Step 4: Verify the conversion
The disk is now converted from the MBR to GPT. You could verify this by using the following command –
sudo gdisk /dev/sda1
Conclusion
By following this you are now able to convert an MBR disk into GPT. Now if you have anything to say on this topic then you can write to us in the comments below.
This guide is wrong, you try to convert a single partition to gpt. Gdisk is relentless and writes the partition table to the partition, that doesn’t make much sence. You always convert a whole drive, not a single partition. The correct command would be “sudo gdik /dev/sda” to convert the disk to gpt.
Thanks, mook for pointing out this.
I used Ubuntu on a virtual machine and a USB drive to demonstrate this. On my system, this USB was listed as /dev/sda1. I forgot to mention it while writing this article.
By the way, I updated the post with a separate note on this.
Does this procedure retain/preserve all data on the HDD or does it delete everything?
The expected answer: it preserves the data, it does not delete files or partitions.
The way to understand the answer and apply it a serious situation is to perform an experiment on a flash disk of 8-16 GB (less than US $8 dollars at Walmart).
An example of a serious situation is transforming a 4TB spinning disk from MBR to GPT, no data loss. Serious situations demand data backup, i.e., on DropBox or Google Drive, possibly on one or more attached spinning disks. Data loss can happen for reasons beyond your control: disk error, clumsy fingers in gdisk, power bump, program hang.

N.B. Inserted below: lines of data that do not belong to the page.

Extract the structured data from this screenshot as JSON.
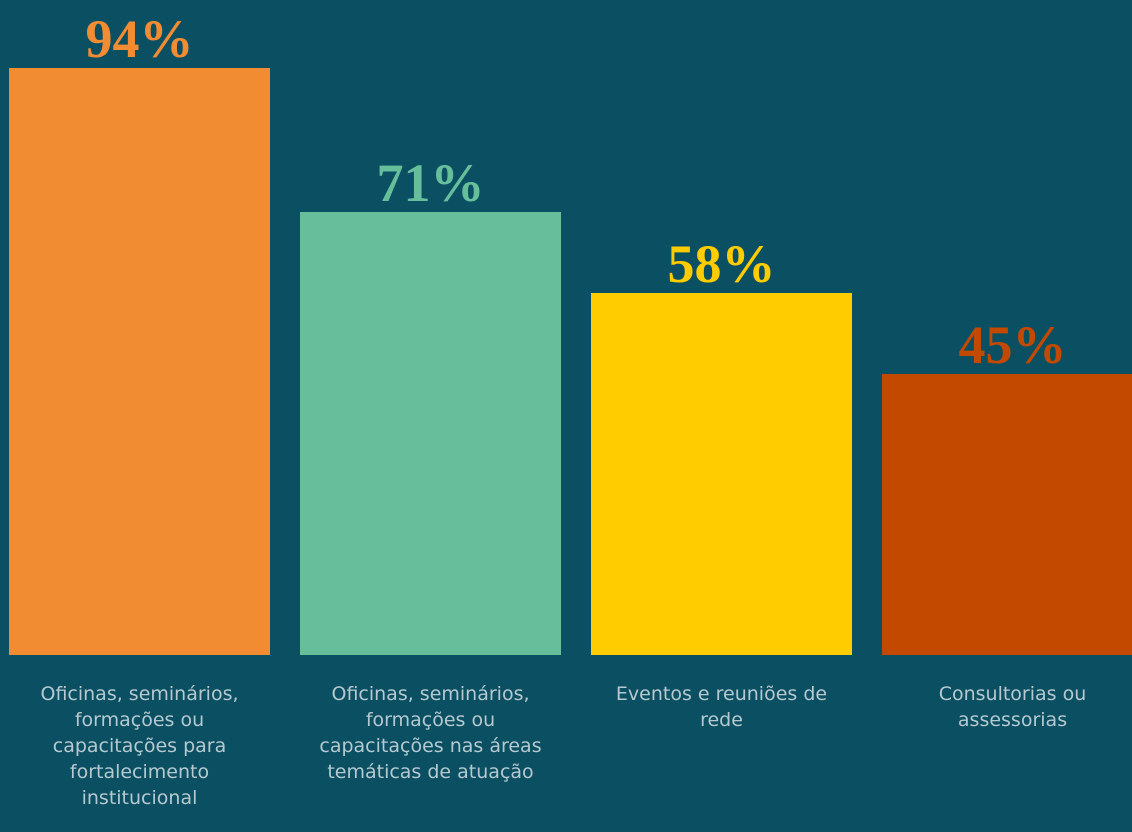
{
  "chart_data": {
    "type": "bar",
    "categories": [
      "Oficinas, seminários, formações ou capacitações para fortalecimento institucional",
      "Oficinas, seminários, formações ou capacitações nas áreas temáticas de atuação",
      "Eventos e reuniões de rede",
      "Consultorias ou assessorias"
    ],
    "values": [
      94,
      71,
      58,
      45
    ],
    "value_labels": [
      "94%",
      "71%",
      "58%",
      "45%"
    ],
    "colors": [
      "#f28c33",
      "#67be9b",
      "#ffcc00",
      "#c44900"
    ],
    "background": "#0b4f63",
    "ylim": [
      0,
      100
    ],
    "grid": false,
    "legend": "none"
  }
}
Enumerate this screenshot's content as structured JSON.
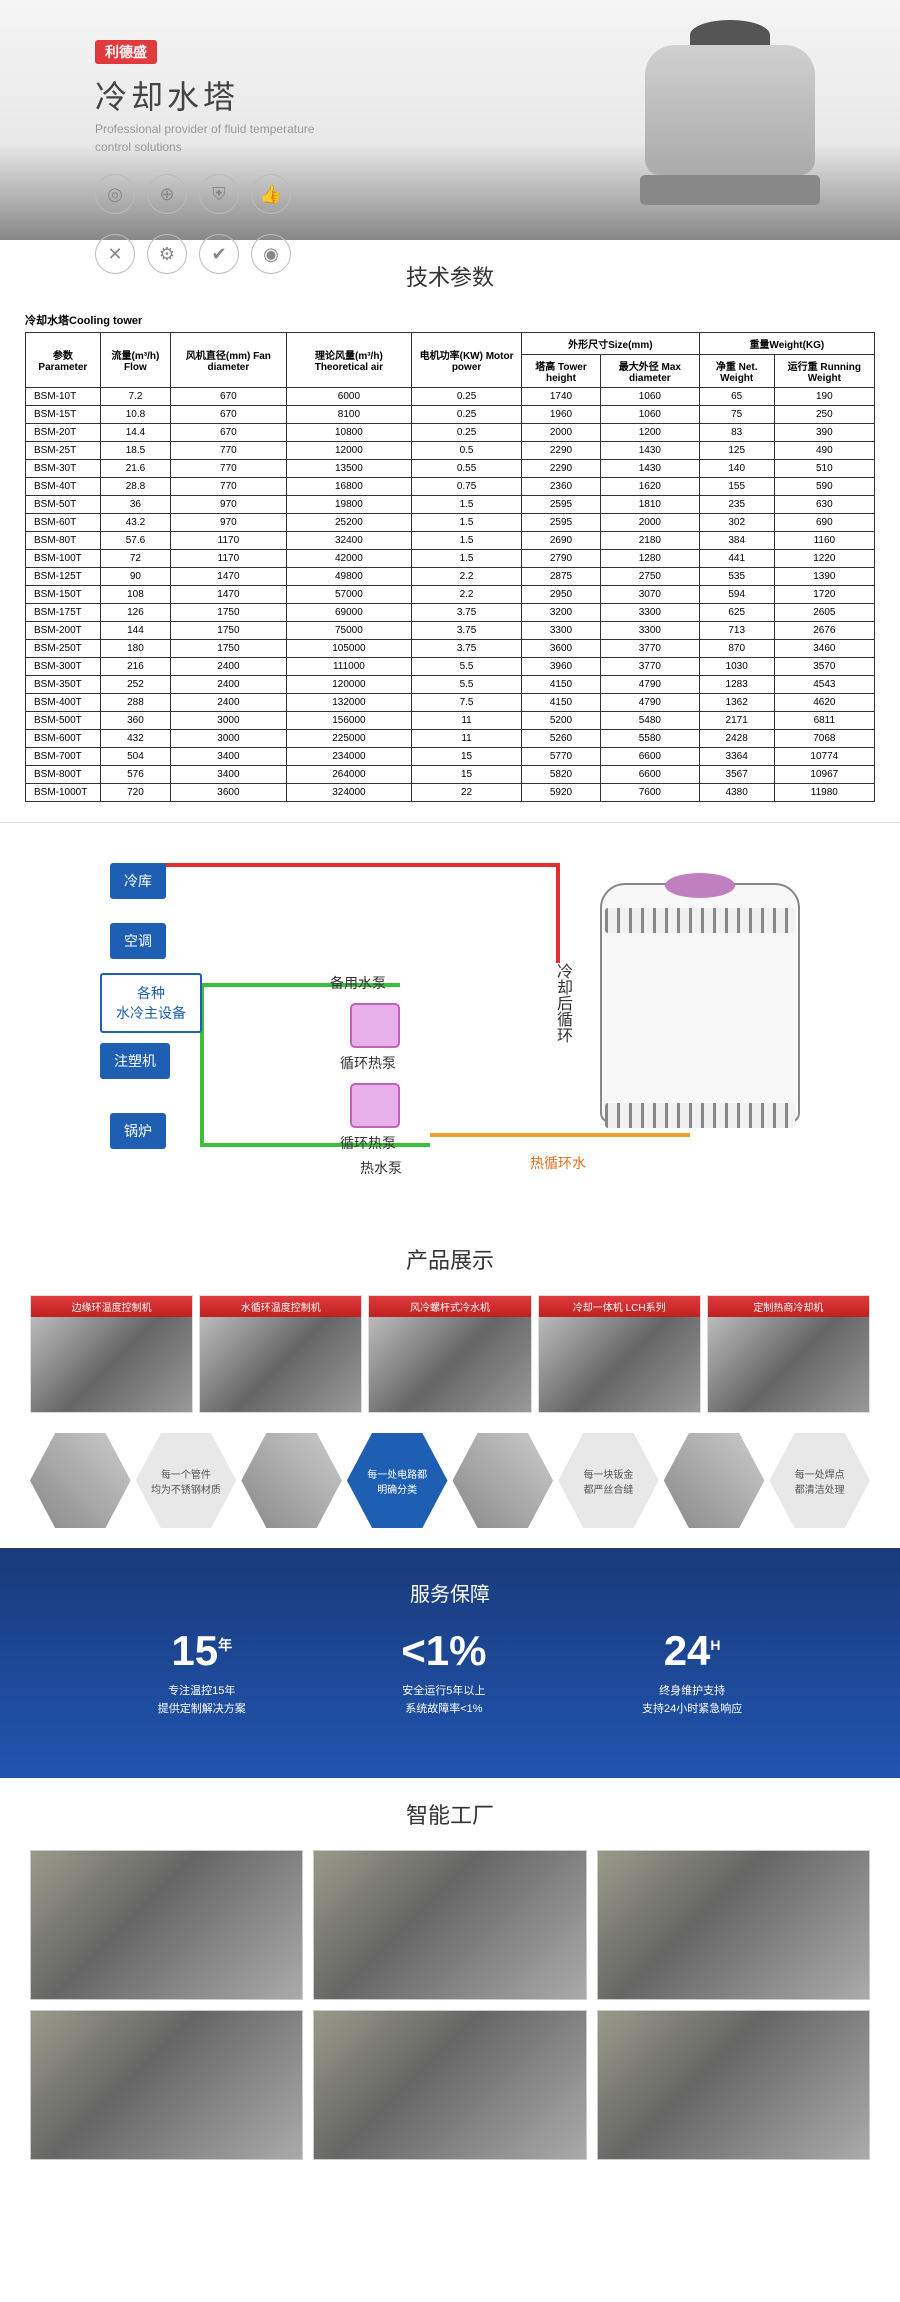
{
  "hero": {
    "brand": "利德盛",
    "title": "冷却水塔",
    "sub1": "Professional provider of fluid temperature",
    "sub2": "control solutions"
  },
  "sections": {
    "spec": "技术参数",
    "diagram_title": "",
    "products": "产品展示",
    "service": "服务保障",
    "factory": "智能工厂"
  },
  "spec_table": {
    "label": "冷却水塔Cooling tower",
    "header_top": {
      "param": "参数\nParameter",
      "flow": "流量(m³/h)\nFlow",
      "fan": "风机直径(mm)\nFan diameter",
      "air": "理论风量(m³/h)\nTheoretical air",
      "motor": "电机功率(KW)\nMotor power",
      "size": "外形尺寸Size(mm)",
      "weight": "重量Weight(KG)"
    },
    "header_sub": {
      "th": "塔高\nTower height",
      "md": "最大外径\nMax diameter",
      "nw": "净重\nNet. Weight",
      "rw": "运行重\nRunning Weight"
    },
    "rows": [
      [
        "BSM-10T",
        "7.2",
        "670",
        "6000",
        "0.25",
        "1740",
        "1060",
        "65",
        "190"
      ],
      [
        "BSM-15T",
        "10.8",
        "670",
        "8100",
        "0.25",
        "1960",
        "1060",
        "75",
        "250"
      ],
      [
        "BSM-20T",
        "14.4",
        "670",
        "10800",
        "0.25",
        "2000",
        "1200",
        "83",
        "390"
      ],
      [
        "BSM-25T",
        "18.5",
        "770",
        "12000",
        "0.5",
        "2290",
        "1430",
        "125",
        "490"
      ],
      [
        "BSM-30T",
        "21.6",
        "770",
        "13500",
        "0.55",
        "2290",
        "1430",
        "140",
        "510"
      ],
      [
        "BSM-40T",
        "28.8",
        "770",
        "16800",
        "0.75",
        "2360",
        "1620",
        "155",
        "590"
      ],
      [
        "BSM-50T",
        "36",
        "970",
        "19800",
        "1.5",
        "2595",
        "1810",
        "235",
        "630"
      ],
      [
        "BSM-60T",
        "43.2",
        "970",
        "25200",
        "1.5",
        "2595",
        "2000",
        "302",
        "690"
      ],
      [
        "BSM-80T",
        "57.6",
        "1170",
        "32400",
        "1.5",
        "2690",
        "2180",
        "384",
        "1160"
      ],
      [
        "BSM-100T",
        "72",
        "1170",
        "42000",
        "1.5",
        "2790",
        "1280",
        "441",
        "1220"
      ],
      [
        "BSM-125T",
        "90",
        "1470",
        "49800",
        "2.2",
        "2875",
        "2750",
        "535",
        "1390"
      ],
      [
        "BSM-150T",
        "108",
        "1470",
        "57000",
        "2.2",
        "2950",
        "3070",
        "594",
        "1720"
      ],
      [
        "BSM-175T",
        "126",
        "1750",
        "69000",
        "3.75",
        "3200",
        "3300",
        "625",
        "2605"
      ],
      [
        "BSM-200T",
        "144",
        "1750",
        "75000",
        "3.75",
        "3300",
        "3300",
        "713",
        "2676"
      ],
      [
        "BSM-250T",
        "180",
        "1750",
        "105000",
        "3.75",
        "3600",
        "3770",
        "870",
        "3460"
      ],
      [
        "BSM-300T",
        "216",
        "2400",
        "111000",
        "5.5",
        "3960",
        "3770",
        "1030",
        "3570"
      ],
      [
        "BSM-350T",
        "252",
        "2400",
        "120000",
        "5.5",
        "4150",
        "4790",
        "1283",
        "4543"
      ],
      [
        "BSM-400T",
        "288",
        "2400",
        "132000",
        "7.5",
        "4150",
        "4790",
        "1362",
        "4620"
      ],
      [
        "BSM-500T",
        "360",
        "3000",
        "156000",
        "11",
        "5200",
        "5480",
        "2171",
        "6811"
      ],
      [
        "BSM-600T",
        "432",
        "3000",
        "225000",
        "11",
        "5260",
        "5580",
        "2428",
        "7068"
      ],
      [
        "BSM-700T",
        "504",
        "3400",
        "234000",
        "15",
        "5770",
        "6600",
        "3364",
        "10774"
      ],
      [
        "BSM-800T",
        "576",
        "3400",
        "264000",
        "15",
        "5820",
        "6600",
        "3567",
        "10967"
      ],
      [
        "BSM-1000T",
        "720",
        "3600",
        "324000",
        "22",
        "5920",
        "7600",
        "4380",
        "11980"
      ]
    ]
  },
  "diagram": {
    "nodes": {
      "cold": "冷库",
      "ac": "空调",
      "main": "各种\n水冷主设备",
      "inject": "注塑机",
      "boiler": "锅炉",
      "backup": "备用水泵",
      "pump1": "循环热泵",
      "pump2": "循环热泵",
      "hotpump": "热水泵",
      "hotcirc": "热循环水",
      "aftercool": "冷却后循环"
    }
  },
  "products": {
    "cards": [
      "边缘环温度控制机",
      "水循环温度控制机",
      "风冷螺杆式冷水机",
      "冷却一体机 LCH系列",
      "定制热商冷却机"
    ]
  },
  "hex": {
    "t1": "每一个管件\n均为不锈钢材质",
    "t2": "每一处电路都\n明确分类",
    "t3": "每一块钣金\n都严丝合缝",
    "t4": "每一处焊点\n都清洁处理"
  },
  "service": [
    {
      "num": "15",
      "sup": "年",
      "l1": "专注温控15年",
      "l2": "提供定制解决方案"
    },
    {
      "num": "<1%",
      "sup": "",
      "l1": "安全运行5年以上",
      "l2": "系统故障率<1%"
    },
    {
      "num": "24",
      "sup": "H",
      "l1": "终身维护支持",
      "l2": "支持24小时紧急响应"
    }
  ]
}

The experiment suggested will settle issues before the idea is applied to a serious situation. Some details:
Create an MBR-partitioned flash disk with 4 partitions, for instance two partitions fat32, one partition ext4, one partition linux swap. Add files to the fat32 partitions, like a few video files and photos. Tools: gparted under linux, disk management under Win 10. Test the disk, displaying and playing the photos and videos.
Under Linux in a terminal:
Insert the flash disk into USB. Execute *blkid * to find out the device used by the flash disk, assumed here to be /dev/sdX. Mount and unmount and remount the flash drive to verify the device name.
Execute *sudo gdisk /dev/sdX* in a terminal, hoping to convert the flash disk from MBR to GPT. What can go wrong? The last partition on the MBR flash disk could fill the disk to the end. Bad result. The fix: shrink the partition at the end of the data by 50MB and try again.
Gdisk will create an in-memory GPT partition table and use it for further commands. To convert the disk requires entry of command w (W=write the GPT partition table to disk). To bail out with no changes use command q (q=quit no changes).
Not the end. If it works then you must reboot the Linux machine and run Linux utility *disks* or Linux utility *gparted*. Those utilities can reveal expanded info about the converted disk, if it is MBR or GPT, and list the partitions.
To test data integrity re-inesrt the flash drive and play the videos and display the photos.
After a successful experiment you are ready to attack conversion of a serious project, like converting a 4TB MBR-partitioned spinning disk to GPT-partitioning, no data loss.
About bootable MBR disks: do not expect GPT-converted disks to be bootable just because they were MBR-bootable before the conversion. Linux requires grub to be installed anew on the converted disk. Windows 10 requires startup repair from a Win 10 install disk.
Win 10 needs 2 or 3 partitions to execute boot. Do not expect new partitions to be created by the Win 10 repair disk software. Two paths to follow in this case:
1. Do not use Linux gdisk. Use Win 10 software to convert MBR bootable to GPT bootable. Search Microsoft for details. This advice applies only to Win 10, not to Win 8 or Win 7. The old disk is lost by this plan, replaced by a modified (by Microsoft) system. The data is safe.
2. Do not use Linux gdisk. Create a new minimal install of Win 10/8/7 on a new second disk, then copy with gparted the largest partition from the old disk to the new disk, the other partitions untouched. Follow that by Win 10/8/7 startup repair. The old disk is untouched by this plan, so the old data is safe.